Saturday, August 28, 2010

On Economics

The Wall Street Journal editorial page today had a great little paragraph that pithily summed up a key economic and political concept:

"O*ama and their economic coterie really believe that government spending can stimulate growth by triggering private "demand", that tax rates are irrelevant to investment decisions, that waves of new regulation can be absorbed by business with little impact on costs or hiring, and that politicians can assail capitalists without having any effect on the movement of capital."

Then the article goes on to compare this 'recovery' with the one after 1982-3 when the Gipper was in charge.

"Now taxes are poised to rise sharply... and Federal agencies are hassling business at every turn... now companies are sitting on something like $2 trillion, reluctant to take risks when they don't know what new costs government might next impose on them."

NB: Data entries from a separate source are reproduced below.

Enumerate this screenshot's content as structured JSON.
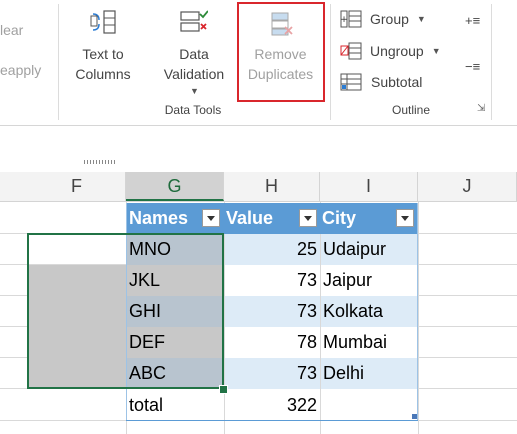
{
  "ribbon": {
    "clear_label": "lear",
    "reapply_label": "eapply",
    "text_to_columns_line1": "Text to",
    "text_to_columns_line2": "Columns",
    "data_validation_line1": "Data",
    "data_validation_line2": "Validation",
    "remove_duplicates_line1": "Remove",
    "remove_duplicates_line2": "Duplicates",
    "data_tools_group": "Data Tools",
    "group_label": "Group",
    "ungroup_label": "Ungroup",
    "subtotal_label": "Subtotal",
    "outline_group": "Outline"
  },
  "columns": [
    "F",
    "G",
    "H",
    "I",
    "J"
  ],
  "table": {
    "headers": [
      "Names",
      "Value",
      "City"
    ],
    "rows": [
      {
        "name": "MNO",
        "value": "25",
        "city": "Udaipur"
      },
      {
        "name": "JKL",
        "value": "73",
        "city": "Jaipur"
      },
      {
        "name": "GHI",
        "value": "73",
        "city": "Kolkata"
      },
      {
        "name": "DEF",
        "value": "78",
        "city": "Mumbai"
      },
      {
        "name": "ABC",
        "value": "73",
        "city": "Delhi"
      }
    ],
    "total_label": "total",
    "total_value": "322"
  },
  "colors": {
    "table_header": "#5b9bd5",
    "table_band": "#ddebf7",
    "selection_border": "#217346",
    "selection_fill": "#c8c8c8",
    "highlight_red": "#d9262c"
  }
}
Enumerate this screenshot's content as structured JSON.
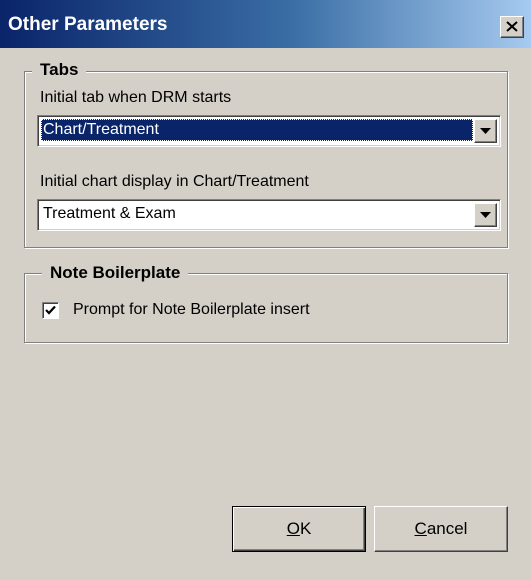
{
  "window": {
    "title": "Other Parameters",
    "close_glyph": "close-icon"
  },
  "tabs_group": {
    "legend": "Tabs",
    "initial_tab_label": "Initial tab when DRM starts",
    "initial_tab_value": "Chart/Treatment",
    "initial_chart_label": "Initial chart display in Chart/Treatment",
    "initial_chart_value": "Treatment & Exam"
  },
  "boilerplate_group": {
    "legend": "Note Boilerplate",
    "prompt_label": "Prompt for Note Boilerplate insert",
    "prompt_checked": true
  },
  "buttons": {
    "ok_mnemonic": "O",
    "ok_rest": "K",
    "cancel_mnemonic": "C",
    "cancel_rest": "ancel"
  },
  "colors": {
    "title_bar_start": "#0a246a",
    "title_bar_end": "#a6caf0",
    "selection": "#0a246a",
    "face": "#d4d0c8"
  }
}
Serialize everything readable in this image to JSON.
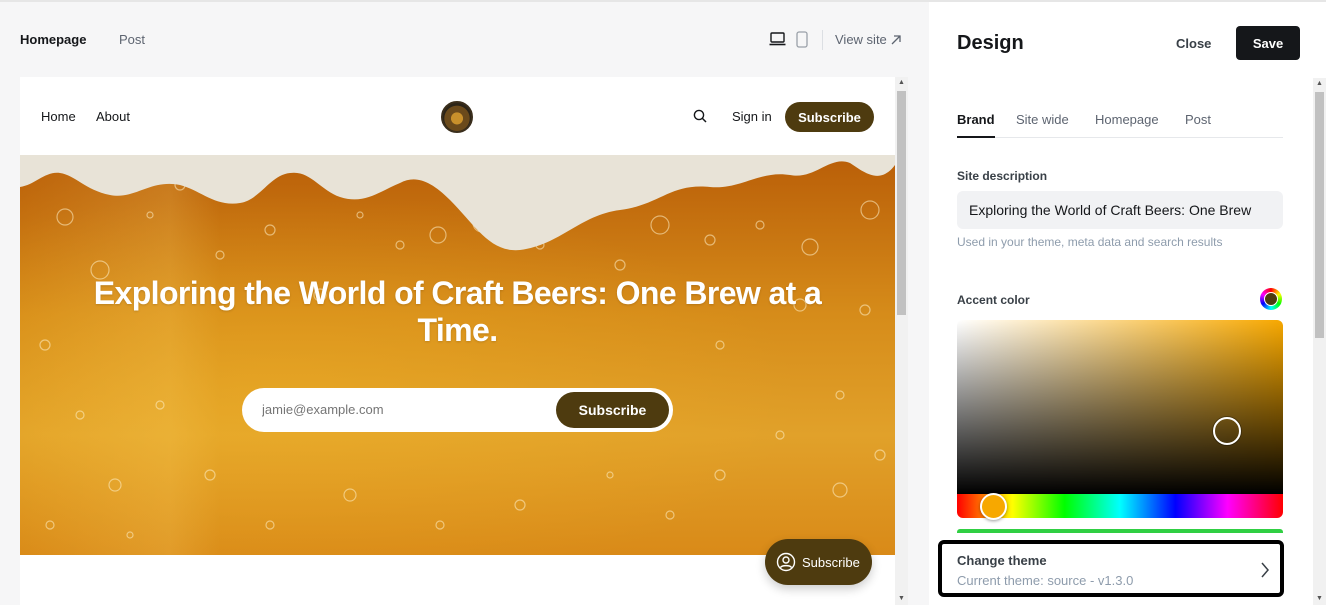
{
  "toolbar": {
    "tab_homepage": "Homepage",
    "tab_post": "Post",
    "view_site": "View site",
    "icons": [
      "desktop-icon",
      "mobile-icon",
      "external-arrow-icon"
    ]
  },
  "site": {
    "nav_home": "Home",
    "nav_about": "About",
    "sign_in": "Sign in",
    "subscribe": "Subscribe",
    "hero_title": "Exploring the World of Craft Beers: One Brew at a Time.",
    "email_placeholder": "jamie@example.com",
    "hero_subscribe": "Subscribe",
    "portal_subscribe": "Subscribe",
    "accent_color": "#4e3b0f"
  },
  "panel": {
    "title": "Design",
    "close": "Close",
    "save": "Save",
    "tabs": [
      "Brand",
      "Site wide",
      "Homepage",
      "Post"
    ],
    "active_tab": "Brand",
    "site_description_label": "Site description",
    "site_description_value": "Exploring the World of Craft Beers: One Brew",
    "site_description_hint": "Used in your theme, meta data and search results",
    "accent_label": "Accent color",
    "picker_hue_color": "#f7a800",
    "change_theme_title": "Change theme",
    "change_theme_sub": "Current theme: source - v1.3.0"
  }
}
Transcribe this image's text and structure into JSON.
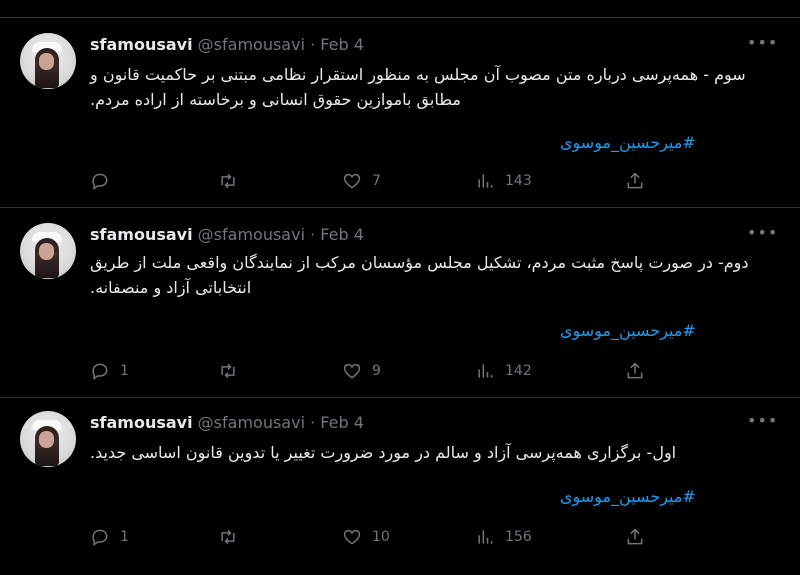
{
  "tweets": [
    {
      "name": "sfamousavi",
      "handle": "@sfamousavi",
      "separator": "·",
      "date": "Feb 4",
      "text": "سوم - همه‌پرسی درباره متن مصوب آن مجلس به منظور استقرار نظامی مبتنی بر حاکمیت قانون و مطابق باموازین حقوق انسانی و برخاسته از اراده مردم.",
      "hashtag": "#میرحسین_موسوی",
      "replies": "",
      "retweets": "",
      "likes": "7",
      "views": "143"
    },
    {
      "name": "sfamousavi",
      "handle": "@sfamousavi",
      "separator": "·",
      "date": "Feb 4",
      "text": "دوم- در صورت پاسخ مثبت مردم، تشکیل مجلس مؤسسان مرکب از نمایندگان واقعی ملت از طریق انتخاباتی آزاد و منصفانه.",
      "hashtag": "#میرحسین_موسوی",
      "replies": "1",
      "retweets": "",
      "likes": "9",
      "views": "142"
    },
    {
      "name": "sfamousavi",
      "handle": "@sfamousavi",
      "separator": "·",
      "date": "Feb 4",
      "text": "اول- برگزاری همه‌پرسی آزاد و سالم در مورد ضرورت تغییر یا تدوین قانون اساسی جدید.",
      "hashtag": "#میرحسین_موسوی",
      "replies": "1",
      "retweets": "",
      "likes": "10",
      "views": "156"
    }
  ],
  "more_icon": "more-dots-icon",
  "colors": {
    "background": "#000000",
    "text": "#e7e9ea",
    "muted": "#71767b",
    "link": "#1d9bf0",
    "border": "#2f3336"
  }
}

It actually is a bit worse than even the article portrays.  Companies don't just choose when to invest in the US (to use that $2 trillion in cash), they choose WHETHER to invest in the US at ALL.  Nowadays the US has the least favorable tax climate of the developed world, and there are many other opportunities overseas where you can actually get plants built and have governments happy to work with you and welcome your investments with open arms.  Multinationals can do anything from anywhere and they are not stupid.  It is one thing to determine whether or not it is time to "pull out" of the US due to an onerous regulatory and tax regime (that is a tough call) - but it is a much easier call just to decide to invest much less incremental capital in the US and ride operations here as a "cash cow" instead, for the indefinite future.  That is what is happening en-masse today.

Cross posted at Chicago Boyz

1 comment:

Dan from Madison said...

I just read about a guy who worked out of his house, albeit at a high level job. He just said "f1ck it" and moved to Hong Kong where his taxes are super low. It is a big world out there.